Kerbaj notes that despite the negative performance, which could cause a flurry of sales and recalls, the manager recorded “net financing,” that is, more contributions than withdrawals, worth R$783.4 million, added to its six products. In 12 months, the number of stake holders also increased from 149.5 thousand at the end of December 2021 to 183.9 thousand last month.
The launch of Hashdex-themed ETFs throughout 2022, according to Kerbage, is part of the long-term investment thesis and “the importance of establishing a track record,” that is, a history of investment performance over time. “The product will be available when people search for it,” he justifies.
Responsible for the first ETF with direct exposure to bitcoin, QBTC11, QR Asset is also betting on decentralized finance. QDFI11, which was launched in February last year, was the first of its kind in the world, replicating the Bloomberg Gqualaxy DeFi Index.
“The decentralized finance sector is emerging and is one of the big use cases for cryptocurrencies, which creates parallels between decentralization and traditional financial products,” Ludolph highlights.
Of the three available options, two (QBTC11 and QDFI11) recorded a total net inflow of R$75.7 million. QETH11, with exposure to Ethereum, had more recoveries of R$5.7 million. The year ended 2022 with 53,800 shareholders.
Breaking away from a pattern of initially focusing on bitcoin or ethereum, Investo debuted in the cryptocurrency market with two thematic ETFs: NFTS11, which duplicates MVIS CryptoCompare Media & Entertainment Leaders Brazil Index, and BLOK11, which duplicates MVIS CryptoCompare Smart Contract Leaders. Brazil index.
“We believe in the power that cryptocurrencies will have in economies in five, ten or fifteen years,” says Cauê Mançanares, President and Co-Founder of Investo. “From this perspective, we have presented strategies to focus on specific crypto sectors, such as NFTs, which will be strategic for metaverses, with great adhesion potential. And smart contracts, smart contracts, which are part of the decentralized finance context.”
With its thematic ETFs, Investo had net funding of R$22 million, ending the year with 3,600 shareholders.

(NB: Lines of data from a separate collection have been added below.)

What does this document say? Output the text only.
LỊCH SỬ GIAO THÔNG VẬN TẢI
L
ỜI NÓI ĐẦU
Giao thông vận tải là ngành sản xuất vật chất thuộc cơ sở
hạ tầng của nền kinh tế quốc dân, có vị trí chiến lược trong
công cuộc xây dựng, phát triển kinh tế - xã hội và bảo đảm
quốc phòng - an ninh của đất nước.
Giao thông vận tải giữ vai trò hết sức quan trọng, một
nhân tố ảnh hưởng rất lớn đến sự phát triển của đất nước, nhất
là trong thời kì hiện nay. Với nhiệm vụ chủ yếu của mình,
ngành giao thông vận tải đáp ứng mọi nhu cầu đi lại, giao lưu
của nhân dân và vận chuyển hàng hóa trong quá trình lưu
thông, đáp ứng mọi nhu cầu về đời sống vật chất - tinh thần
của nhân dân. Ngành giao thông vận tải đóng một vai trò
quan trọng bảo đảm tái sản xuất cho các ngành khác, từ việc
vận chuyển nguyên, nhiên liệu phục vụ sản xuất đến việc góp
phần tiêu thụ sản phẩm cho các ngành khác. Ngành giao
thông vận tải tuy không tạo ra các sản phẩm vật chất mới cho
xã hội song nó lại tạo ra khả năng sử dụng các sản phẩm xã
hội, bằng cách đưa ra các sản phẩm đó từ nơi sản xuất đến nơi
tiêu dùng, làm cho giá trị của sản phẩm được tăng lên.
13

“The ETF’s potential is really capturing the growth of this sector,” notes Manchanares. “We adjust the portfolio according to the potential growth and potential evolution of the cryptocurrency over time, and evaluate the use cases.”
For managers, it is not possible to assess the behavior of the cryptocurrency market in the short term, but to suggest long-term ETFs, as well as stocks and other risky assets.
“supposed to [ênfase em supostamente]The worst is over,” Marinelli assesses. “What we can have from now on is a lukewarm period. There shouldn’t be an ascension cycle too close.”
The Genial analyst argues that cryptocurrencies should go through a period of building and consolidation, with new investors joining the asset. He notes that “the crisis of confidence caused by FTX’s bankruptcy has been circumvented, as it proves that it was not a problem of the fundamentals of the system, but of fraud and crime against investors.”
In this sense, Marinelli asserts that the ETF remains an excellent alternative for those who want to expose themselves to this asset class without the main problems in the crypto market, such as asset custody and the high level of knowledge required to manage a cryptocurrency wallet.